Анна посмотрела в глаза секретарю, не понимая, шутит он с ней или нет, и опять не увидела ничего. Видимо, жизненные впечатления не откладывались в моложавом гражданском защитнике, протекали сквозь его прозрачное существо. Или он хитрил, скрывался?
– Как она себя чувствовала в последнее время?
– Как чувствовала? Скорбела, как мы все. Теряем позиции! А, собственно, вас что интересует?
– Меня? Ничего. Попусту трачу время, – ответила Анна и собралась уходить.
– Подождите! – крикнул Венский вслед. – Не сердитесь. Вы не знаете нашей жизни – кругом враги, кругом. Откуда мне знать, кто вы такая? Но похоже, действительно вы что-то там пишете. Вызываете доверие почему-то. Я вам дам один документ. Это написала Лилия Ильинична совету Фронта, летом. Ужас! Возьмите, это копия, я размножил для прочтения, – и он протянул Анне три листочка. – Я совершенно не согласен с автором ни по одному вопросу. Но вам может быть полезно. Там… там всё понятно.
Письмо Серебринской в совет Фронта гражданской защиты, датированное 20 июня 200… года, отличалось той тяжёлой и мнимоисповедальной искренностью, с какой в советское время писались отдельными индивидуумами письма к съездам, союзам, группам и так далее; нечто фанфарно-звенящее и вместе с тем угрюмо-чугунное. Человек обращал голос не к живым людям, но к могучей глыбе коллектива, а потому изначально, энергетически был не прав и неправоту свою знал и чуял, однако знанию своему шел наперекор. Где-то за горами коллектива ему мерещился маяк истины, который, как считал человек, манил его подлинным светом.
«Согласитесь, – писала Серебринская, – как старейший участник нашего движения, я имею право на собственный взгляд и своё мнение о том, что с нами происходит сегодня. Сегодня главная наша тема – жилплощадь на улице Правды (смешно звучит – ив прямом, и в переносном смысле!), мы боремся за неё неистово, но во имя чего? Для чего и кому мы нужны? Наша помощь гражданам мизерна, ничтожно мала. Мы просто кучка пожилых, растерянных людей, выражающих свои эмоции в письмах и воззваниях, которые никому не интересны и никого не останавливают. Гражданское общество в России не сложилось. Сложилось и уже застывает нечто иное: благоденствие для десятка миллионов вокруг эксплуатации природных ресурсов, с одной стороны, и узаконенная, санкционированная нищета с лютой борьбой за существование – для всех остальных, с другой стороны. Надвигается тотальная дегенерация страны. Выросло поколение дебилов, готовых убить не за копейку, а просто так и с удовольствием. Исчезают целые профессии и ремёсла. Что мы можем этому противопоставить? Кого и как мы будем защищать?

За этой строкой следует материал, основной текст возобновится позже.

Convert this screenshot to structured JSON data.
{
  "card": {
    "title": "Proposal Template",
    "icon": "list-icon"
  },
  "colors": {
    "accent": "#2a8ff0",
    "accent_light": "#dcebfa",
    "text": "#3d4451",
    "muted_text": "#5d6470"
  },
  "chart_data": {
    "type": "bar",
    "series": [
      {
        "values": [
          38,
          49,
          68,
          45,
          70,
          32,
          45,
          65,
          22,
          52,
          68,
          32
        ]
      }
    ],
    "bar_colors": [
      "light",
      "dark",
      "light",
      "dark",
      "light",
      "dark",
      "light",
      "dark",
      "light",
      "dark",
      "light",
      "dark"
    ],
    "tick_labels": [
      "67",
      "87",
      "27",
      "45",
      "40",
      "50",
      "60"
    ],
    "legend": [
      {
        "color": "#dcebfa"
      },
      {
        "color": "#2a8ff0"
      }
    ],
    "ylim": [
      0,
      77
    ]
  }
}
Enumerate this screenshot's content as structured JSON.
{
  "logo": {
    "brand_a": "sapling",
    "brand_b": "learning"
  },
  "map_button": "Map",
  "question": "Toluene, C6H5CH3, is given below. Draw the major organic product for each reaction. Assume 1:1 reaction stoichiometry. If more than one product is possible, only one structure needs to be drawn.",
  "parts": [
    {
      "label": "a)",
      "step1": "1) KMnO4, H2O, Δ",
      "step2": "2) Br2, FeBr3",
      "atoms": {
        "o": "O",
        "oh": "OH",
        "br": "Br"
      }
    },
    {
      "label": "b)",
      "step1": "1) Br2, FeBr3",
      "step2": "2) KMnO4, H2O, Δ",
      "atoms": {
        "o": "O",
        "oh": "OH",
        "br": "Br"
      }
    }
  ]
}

Честно ли это – присваивать себе благородные цели и задачи, которых мы не в силах выполнить даже отчасти?
Мы хлопочем, мы имитируем бурную деятельность, мы морочим голову людям, которые всё ещё обращаются к нам, – и каков результат? Как наивысшее достижение товарищ Копец, друг мой и соратник, преподносит скверик на Васильевском, который жителям с нашей помощью удалось отстоять. Ну да, на этот год, может быть. Но разве вы сами не знаете, что они срубят всё, что захотят срубить, уничтожат всё, что захотят уничтожить, и застроят всё, что захотят застроить. Потому что у них кипит нутро от азарта, потому что в них горит огонь желанья – захапать, стащить, схавать! Они всего хотят и сразу, им подавай не дом, а домище, не машину, а машинищу, не деньги, а деньжищи! Поймите – это термиты, которые идут полчищами и сжирают всё на своем пути. А вы им письма пишете, укоряете. Не огонь у вас внутри, а тихий плач. Это в лучшем случае.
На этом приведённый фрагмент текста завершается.